Do some math and convert your web banner into a BB. Your current banner = 1000px by 98px. Simplify that to 1000px by 100px. To make the math easy, lets say you need a BB that's 100ft x 10ft.
- 10ft height = 120 inches, or 36000px - we need DPI not dots per feet (300/in)
- 100ft width = 1200 inches, or 360000px
Ideally, you'd use a 120" x 1200" file @ your DPI requirement, and be done with it. But most software won't allow you to build a 1200in wide file, so you have to scale your artboards down to accommodate. The trick to that is to think in proportions that keep your math simple (1/4, 1/8, 1/10 scale). So if I were trying to build this example, I would create a document that was 120in x 12in @ 3000dpi (1/10th scale). Build your BB according to the design of your web banner. Then pass the file to the printer with instructions to print @ 10X, which would produce a 1200in (100ft) x 120in (10ft) piece of art @ 300 dpi (for a BB, 300 dpi is overkill). Note: Placed photography is not exempt here. If you need a photograph that's 10' tall, you're going to need to pay close attention to its DPI as you start to enlarge it.

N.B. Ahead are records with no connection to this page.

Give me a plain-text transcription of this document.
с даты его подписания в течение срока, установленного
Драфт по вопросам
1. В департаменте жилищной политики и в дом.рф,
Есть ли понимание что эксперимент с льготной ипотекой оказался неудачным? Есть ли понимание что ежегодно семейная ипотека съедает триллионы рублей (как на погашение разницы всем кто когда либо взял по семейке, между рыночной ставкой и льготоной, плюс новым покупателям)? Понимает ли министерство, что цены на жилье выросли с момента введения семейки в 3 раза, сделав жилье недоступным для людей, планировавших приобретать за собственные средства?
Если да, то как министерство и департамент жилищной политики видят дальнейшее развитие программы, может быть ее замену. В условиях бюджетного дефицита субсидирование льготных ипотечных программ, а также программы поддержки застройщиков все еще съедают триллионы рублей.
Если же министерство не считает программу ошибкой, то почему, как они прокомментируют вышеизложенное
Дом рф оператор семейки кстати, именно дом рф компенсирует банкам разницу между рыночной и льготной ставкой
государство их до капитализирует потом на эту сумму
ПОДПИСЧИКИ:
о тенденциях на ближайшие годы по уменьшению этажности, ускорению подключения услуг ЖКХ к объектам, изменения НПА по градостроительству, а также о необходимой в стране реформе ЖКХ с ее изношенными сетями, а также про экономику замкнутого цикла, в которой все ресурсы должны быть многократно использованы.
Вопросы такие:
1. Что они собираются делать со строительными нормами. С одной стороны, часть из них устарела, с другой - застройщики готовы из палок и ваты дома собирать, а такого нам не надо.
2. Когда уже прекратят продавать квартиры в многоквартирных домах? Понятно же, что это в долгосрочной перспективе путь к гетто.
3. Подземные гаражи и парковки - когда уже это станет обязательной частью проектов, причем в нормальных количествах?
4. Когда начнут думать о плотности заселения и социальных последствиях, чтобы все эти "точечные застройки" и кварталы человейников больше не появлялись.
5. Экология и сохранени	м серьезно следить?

Honestly, your BB guy could be asking for 600dpi so he has plenty of pixel information to work with. If you ask what his final printed DPI actually is, he may be able to help you create a smaller (KB) sized file. Definitely, open a dialogue with your provider - helping you helps them as well. They would love to get a file that needed 0 rework on their end.
Billboards are in a league of their own. You can't compare them to a poster, or the bitchin' $25000 dry ink printer at the shop. It's not the same. Generally speaking, viewers are 10s (or 100s) of feet away from the finished piece. Lower resolutions aren't detected by our eyes at those distances, let alone when we're zipping by on the freeway.
Check out LAMAR's FAQ page on DPI, scanning for billboards, etc. it's an interesting read. http://www.lamargraphics.com/lgweb/CustomerService/Contact_us/FAQ/Faq.htm
*LAMAR requires 100 dpi for HIGH RES (at 100% size).